Core Concepts¶

Claw-R1's design is built around three tightly integrated ideas. Understanding them together is the key to understanding why the framework works the way it does.

Base URL Integration

Any agent that speaks HTTP can join the training loop with a single configuration change. No SDK patches, no source-code modifications — the Gateway acts as a transparent network-layer proxy.

Read more
Middleware Layer

Gateway + DataPool form the sole bridge between Agent Side and Training Side.
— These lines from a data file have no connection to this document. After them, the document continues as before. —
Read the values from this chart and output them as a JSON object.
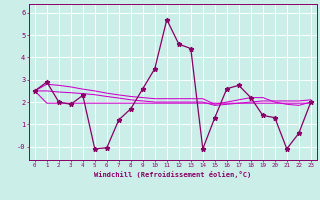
{
  "xlabel": "Windchill (Refroidissement éolien,°C)",
  "background_color": "#cceee8",
  "grid_color": "#ffffff",
  "line_color": "#cc00cc",
  "line_color2": "#880066",
  "x": [
    0,
    1,
    2,
    3,
    4,
    5,
    6,
    7,
    8,
    9,
    10,
    11,
    12,
    13,
    14,
    15,
    16,
    17,
    18,
    19,
    20,
    21,
    22,
    23
  ],
  "y_main": [
    2.5,
    2.9,
    2.0,
    1.9,
    2.3,
    -0.1,
    -0.05,
    1.2,
    1.7,
    2.6,
    3.5,
    5.7,
    4.6,
    4.4,
    -0.1,
    1.3,
    2.6,
    2.75,
    2.2,
    1.4,
    1.3,
    -0.1,
    0.6,
    2.0
  ],
  "y_line1": [
    2.5,
    1.95,
    1.95,
    1.95,
    1.95,
    1.95,
    1.95,
    1.95,
    1.95,
    1.95,
    1.95,
    1.95,
    1.95,
    1.95,
    1.95,
    1.95,
    1.95,
    1.95,
    1.95,
    1.95,
    1.95,
    1.95,
    1.95,
    1.95
  ],
  "y_line2": [
    2.5,
    2.5,
    2.45,
    2.42,
    2.38,
    2.33,
    2.25,
    2.18,
    2.1,
    2.05,
    2.0,
    2.0,
    2.0,
    2.0,
    2.0,
    1.85,
    1.9,
    1.95,
    2.0,
    2.05,
    2.05,
    2.05,
    2.05,
    2.1
  ],
  "y_line3": [
    2.5,
    2.8,
    2.75,
    2.68,
    2.58,
    2.5,
    2.4,
    2.32,
    2.25,
    2.2,
    2.15,
    2.15,
    2.15,
    2.15,
    2.15,
    1.9,
    2.0,
    2.1,
    2.2,
    2.2,
    2.0,
    1.9,
    1.85,
    2.0
  ],
  "ylim": [
    -0.6,
    6.4
  ],
  "xlim_min": -0.5,
  "xlim_max": 23.5,
  "yticks": [
    0,
    1,
    2,
    3,
    4,
    5,
    6
  ],
  "ytick_labels": [
    "-0",
    "1",
    "2",
    "3",
    "4",
    "5",
    "6"
  ],
  "xticks": [
    0,
    1,
    2,
    3,
    4,
    5,
    6,
    7,
    8,
    9,
    10,
    11,
    12,
    13,
    14,
    15,
    16,
    17,
    18,
    19,
    20,
    21,
    22,
    23
  ],
  "marker": "*",
  "marker_size": 3.5,
  "lw_main": 0.9,
  "lw_trend": 0.75
}
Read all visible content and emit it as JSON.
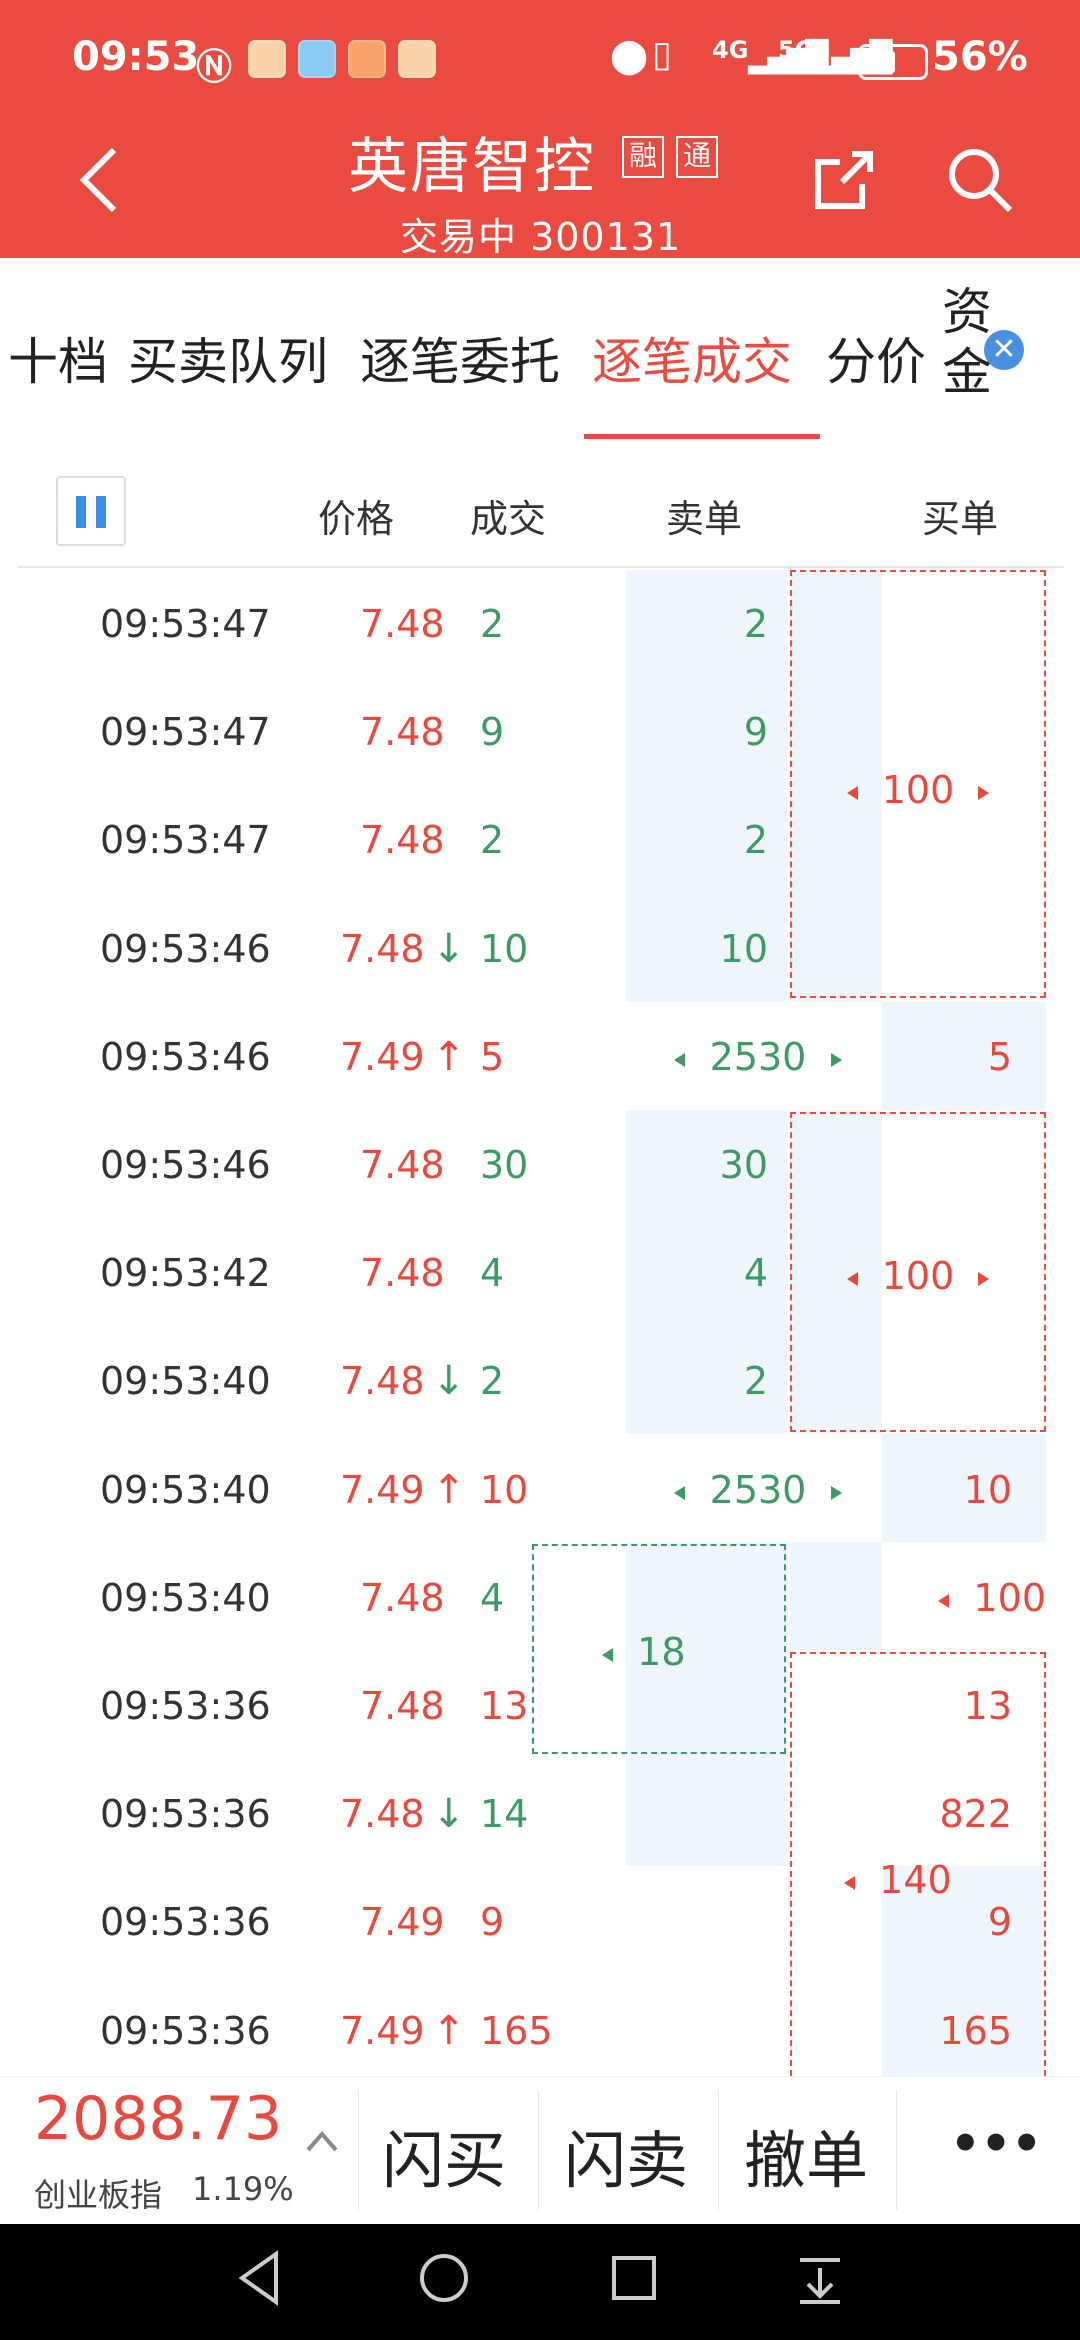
{
  "status_bar": {
    "time": "09:53",
    "battery": "56%",
    "network": [
      "4G",
      "5G"
    ]
  },
  "header": {
    "title": "英唐智控",
    "tag_1": "融",
    "tag_2": "通",
    "subtitle": "交易中 300131"
  },
  "tabs": [
    {
      "label": "十档"
    },
    {
      "label": "买卖队列"
    },
    {
      "label": "逐笔委托"
    },
    {
      "label": "逐笔成交",
      "active": true
    },
    {
      "label": "分价"
    },
    {
      "label": "资金"
    }
  ],
  "table_header": {
    "price": "价格",
    "volume": "成交",
    "sell_order": "卖单",
    "buy_order": "买单"
  },
  "rows": [
    {
      "time": "09:53:47",
      "price": "7.48",
      "arrow": "",
      "volume": "2",
      "sell": "2",
      "buy": ""
    },
    {
      "time": "09:53:47",
      "price": "7.48",
      "arrow": "",
      "volume": "9",
      "sell": "9",
      "buy": ""
    },
    {
      "time": "09:53:47",
      "price": "7.48",
      "arrow": "",
      "volume": "2",
      "sell": "2",
      "buy": ""
    },
    {
      "time": "09:53:46",
      "price": "7.48",
      "arrow": "↓",
      "volume": "10",
      "sell": "10",
      "buy": ""
    },
    {
      "time": "09:53:46",
      "price": "7.49",
      "arrow": "↑",
      "volume": "5",
      "sell": "2530",
      "buy": "5"
    },
    {
      "time": "09:53:46",
      "price": "7.48",
      "arrow": "",
      "volume": "30",
      "sell": "30",
      "buy": ""
    },
    {
      "time": "09:53:42",
      "price": "7.48",
      "arrow": "",
      "volume": "4",
      "sell": "4",
      "buy": ""
    },
    {
      "time": "09:53:40",
      "price": "7.48",
      "arrow": "↓",
      "volume": "2",
      "sell": "2",
      "buy": ""
    },
    {
      "time": "09:53:40",
      "price": "7.49",
      "arrow": "↑",
      "volume": "10",
      "sell": "2530",
      "buy": "10"
    },
    {
      "time": "09:53:40",
      "price": "7.48",
      "arrow": "",
      "volume": "4",
      "sell": "",
      "buy": "100"
    },
    {
      "time": "09:53:36",
      "price": "7.48",
      "arrow": "",
      "volume": "13",
      "sell": "",
      "buy": "13"
    },
    {
      "time": "09:53:36",
      "price": "7.48",
      "arrow": "↓",
      "volume": "14",
      "sell": "",
      "buy": "822"
    },
    {
      "time": "09:53:36",
      "price": "7.49",
      "arrow": "",
      "volume": "9",
      "sell": "",
      "buy": "9"
    },
    {
      "time": "09:53:36",
      "price": "7.49",
      "arrow": "↑",
      "volume": "165",
      "sell": "",
      "buy": "165"
    }
  ],
  "groups": {
    "buy_group_1": "100",
    "buy_group_2": "100",
    "sell_group": "18",
    "buy_group_3": "140"
  },
  "index": {
    "value": "2088.73",
    "name": "创业板指",
    "change": "1.19%"
  },
  "actions": {
    "flash_buy": "闪买",
    "flash_sell": "闪卖",
    "cancel": "撤单",
    "more": "•••"
  },
  "colors": {
    "header_bg": "#e94b41",
    "up_red": "#e9483e",
    "down_green": "#3d9a64",
    "highlight_blue": "#eef6fb"
  }
}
The two sides never communicate directly, enabling fully asynchronous, non-blocking co-existence of service and training.

Read more
Production Scenario

The framework is designed for agents that live in the real world: agents that must serve users without interruption while continuously improving from their own interactions.

Read more

The Closed Loop¶

These three concepts are not independent features — they form a flywheel:

  Black-box agent changes base_url (zero code modification)
              │
              ▼
  Production agent can be deployed and serve real users
              │
              ▼
  Real users generate real interaction trajectories
              │
              ▼
  Middleware Layer intercepts and buffers trajectories asynchronously
              │
              ▼
  Trainer fetches batches, updates model weights
              │
              ▼
  Updated weights pushed back → agent improves
              │
              ▼
  Better agent generates higher-quality trajectories
              └─────────────────────────────────────┘
                    (positive feedback loop)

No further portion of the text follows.